El PSOE pide al PP que arrime el hombro y deje actuar a la diplomacia para solucionar el conflicto

Diario Sur, M. C. P. / EFE, 13-08-2010

Celia Sarompas solicitó ayer al Gobierno local y al Partido Popular que deje actuar a la diplomacia para solucionar el conflicto surgido en la frontera. La diputada socialista, que mostró el apoyo rotundo de su grupo a las Fuerzas y Cuerpos de Seguridad del Estado, acusó al Ejecutivo de Juan José Imbroda de hacer un uso partidista de este asunto y no arrimar el hombro para acabar con el problema.

Al margen de dejar claro que el Partido Socialista apoya la labor de la Policía Nacional y la Guardia Civil en la frontera, Sarompas cree que la única manera de solucionar este tipo de situaciones es dejar trabajar a la diplomacia, ya que debe primar el diálogo entre ambos países y las buenas relaciones.

Lo que no hay que hacer, dijo la socialista, es actuar como lo está haciendo el Partido Popular y la Administración local, que está haciendo un uso partidista del problema para obtener un rédito político. Frente a esta actitud, la diputada resaltó el comportamiento responsable y prudente de la Delegación del Gobierno.

Apuesta por el diálogo

Por su parte, el ministro de Fomento, José Blanco, aseguró ayer que el Gobierno ha apostado «por la vía del diálogo y la cooperación, como siempre», y está haciendo un «esfuerzo» en ese sentido para superar el «malentendido» con Marruecos.

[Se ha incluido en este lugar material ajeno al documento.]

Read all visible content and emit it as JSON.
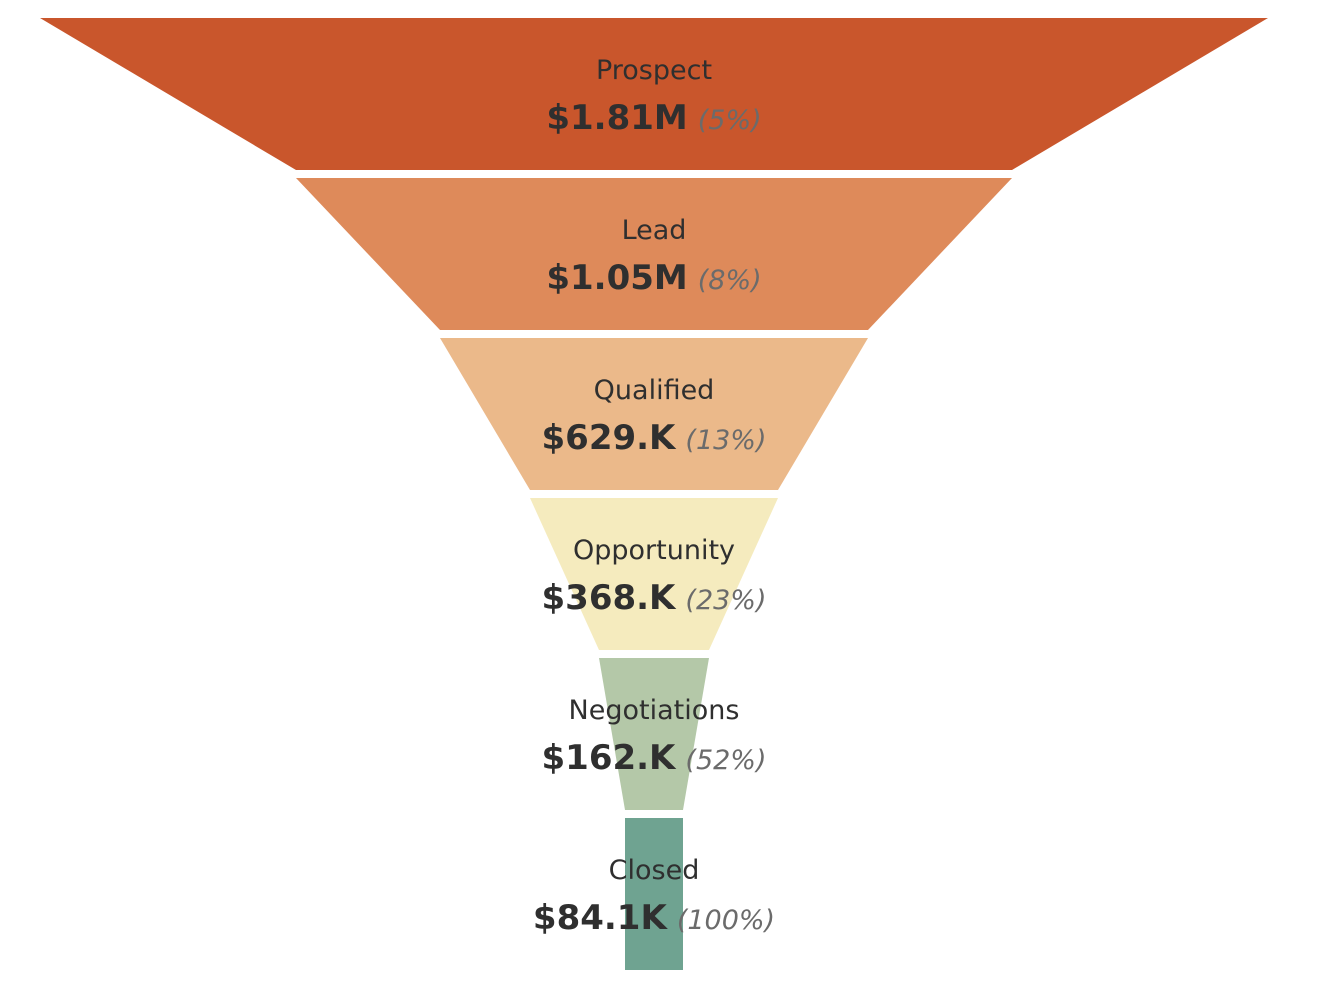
{
  "chart_data": {
    "type": "funnel",
    "stages": [
      {
        "label": "Prospect",
        "value": 1810000,
        "value_label": "$1.81M",
        "pct_label": "(5%)",
        "color": "#C9562C"
      },
      {
        "label": "Lead",
        "value": 1050000,
        "value_label": "$1.05M",
        "pct_label": "(8%)",
        "color": "#DE8A5A"
      },
      {
        "label": "Qualified",
        "value": 629000,
        "value_label": "$629.K",
        "pct_label": "(13%)",
        "color": "#EBB98A"
      },
      {
        "label": "Opportunity",
        "value": 368000,
        "value_label": "$368.K",
        "pct_label": "(23%)",
        "color": "#F5EBBE"
      },
      {
        "label": "Negotiations",
        "value": 162000,
        "value_label": "$162.K",
        "pct_label": "(52%)",
        "color": "#B4C8A8"
      },
      {
        "label": "Closed",
        "value": 84100,
        "value_label": "$84.1K",
        "pct_label": "(100%)",
        "color": "#6FA391"
      }
    ]
  }
}
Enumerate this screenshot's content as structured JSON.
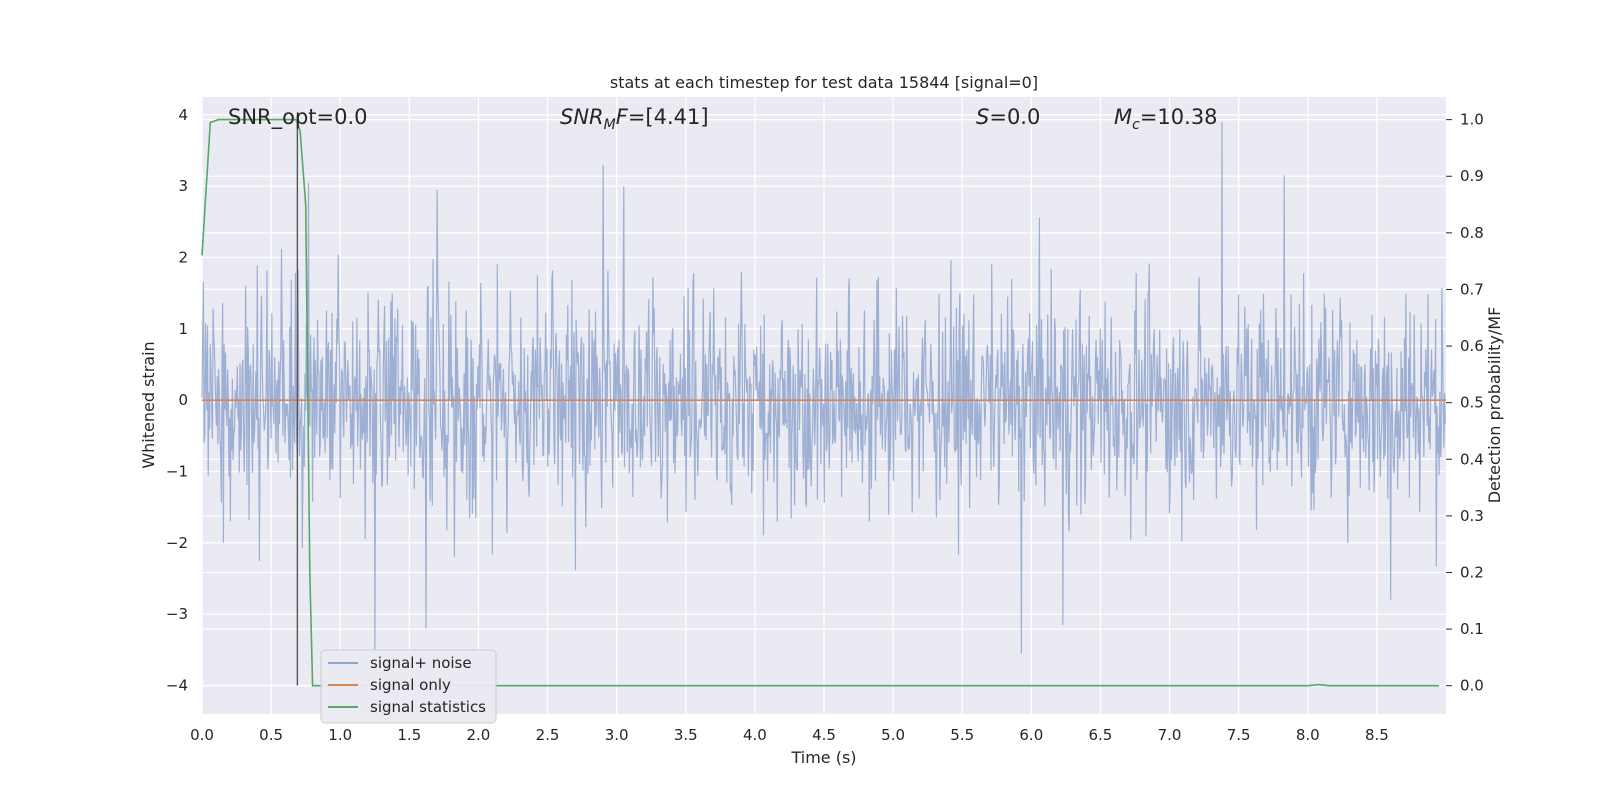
{
  "chart_data": {
    "type": "line",
    "title": "stats at each timestep for test data 15844 [signal=0]",
    "xlabel": "Time (s)",
    "ylabel": "Whitened strain",
    "y2label": "Detection probability/MF",
    "xlim": [
      0.0,
      9.0
    ],
    "ylim": [
      -4.4,
      4.25
    ],
    "y2lim": [
      -0.05,
      1.04
    ],
    "xticks": [
      "0.0",
      "0.5",
      "1.0",
      "1.5",
      "2.0",
      "2.5",
      "3.0",
      "3.5",
      "4.0",
      "4.5",
      "5.0",
      "5.5",
      "6.0",
      "6.5",
      "7.0",
      "7.5",
      "8.0",
      "8.5"
    ],
    "yticks": [
      "4",
      "3",
      "2",
      "1",
      "0",
      "−1",
      "−2",
      "−3",
      "−4"
    ],
    "y2ticks": [
      "1.0",
      "0.9",
      "0.8",
      "0.7",
      "0.6",
      "0.5",
      "0.4",
      "0.3",
      "0.2",
      "0.1",
      "0.0"
    ],
    "grid": true,
    "legend_position": "lower-left",
    "annotations": [
      {
        "text": "SNR_opt=0.0",
        "x": 0.2,
        "y": 4.0
      },
      {
        "text": "SNR_MF=[4.41]",
        "x": 2.6,
        "y": 4.0
      },
      {
        "text": "S=0.0",
        "x": 5.6,
        "y": 4.0
      },
      {
        "text": "M_c=10.38",
        "x": 6.6,
        "y": 4.0
      }
    ],
    "marker_line_x": 0.69,
    "series": [
      {
        "name": "signal+ noise",
        "axis": "left",
        "color": "#8fa5ce",
        "noise_sigma": 0.75,
        "n_points": 1800,
        "peaks": [
          {
            "x": 1.25,
            "y": -3.5
          },
          {
            "x": 1.62,
            "y": -3.2
          },
          {
            "x": 2.9,
            "y": 3.3
          },
          {
            "x": 5.93,
            "y": -3.55
          },
          {
            "x": 6.23,
            "y": -3.15
          },
          {
            "x": 7.38,
            "y": 3.9
          },
          {
            "x": 7.83,
            "y": 3.15
          },
          {
            "x": 8.6,
            "y": -2.8
          },
          {
            "x": 0.77,
            "y": 3.05
          },
          {
            "x": 1.7,
            "y": 2.95
          },
          {
            "x": 3.05,
            "y": 3.0
          }
        ]
      },
      {
        "name": "signal only",
        "axis": "left",
        "color": "#dd8452",
        "y": [
          [
            0.0,
            0.0
          ],
          [
            9.0,
            0.0
          ]
        ]
      },
      {
        "name": "signal statistics",
        "axis": "right",
        "color": "#55a868",
        "points": [
          [
            0.0,
            0.76
          ],
          [
            0.06,
            0.995
          ],
          [
            0.12,
            1.0
          ],
          [
            0.3,
            1.0
          ],
          [
            0.5,
            1.0
          ],
          [
            0.68,
            1.0
          ],
          [
            0.71,
            0.98
          ],
          [
            0.75,
            0.85
          ],
          [
            0.78,
            0.2
          ],
          [
            0.8,
            0.0
          ],
          [
            1.2,
            0.0
          ],
          [
            4.0,
            0.0
          ],
          [
            8.0,
            0.0
          ],
          [
            8.08,
            0.002
          ],
          [
            8.15,
            0.0
          ],
          [
            8.95,
            0.0
          ]
        ]
      }
    ]
  }
}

«Creemos que por la vía del diálogo y la cooperación, como siempre hemos establecido con Marruecos, se va a superar», aseguró. Respecto a la llamada que don Juan Carlos hizo al rey de Marruecos, Blanco se limitó a señalar que el Gobierno nunca se pronuncia sobre lo que hace la Casa Real y que, en todo caso, «el Rey siempre hace lo mejor para el interés general de España».

Tras los últimos incidentes, don Juan Carlos telefoneó al rey de Marruecos, Mohamed VI, y ambos jefes de Estado coincidieron en que los «malos entendidos» no deben enturbiar las «excelentes» relaciones entre los dos países. La conversación se produjo después de las denuncias de agresiones a ciudadanos marroquíes por parte de la Policía española en la frontera con Melilla hechas por el Gobierno de Rabat en los últimos días.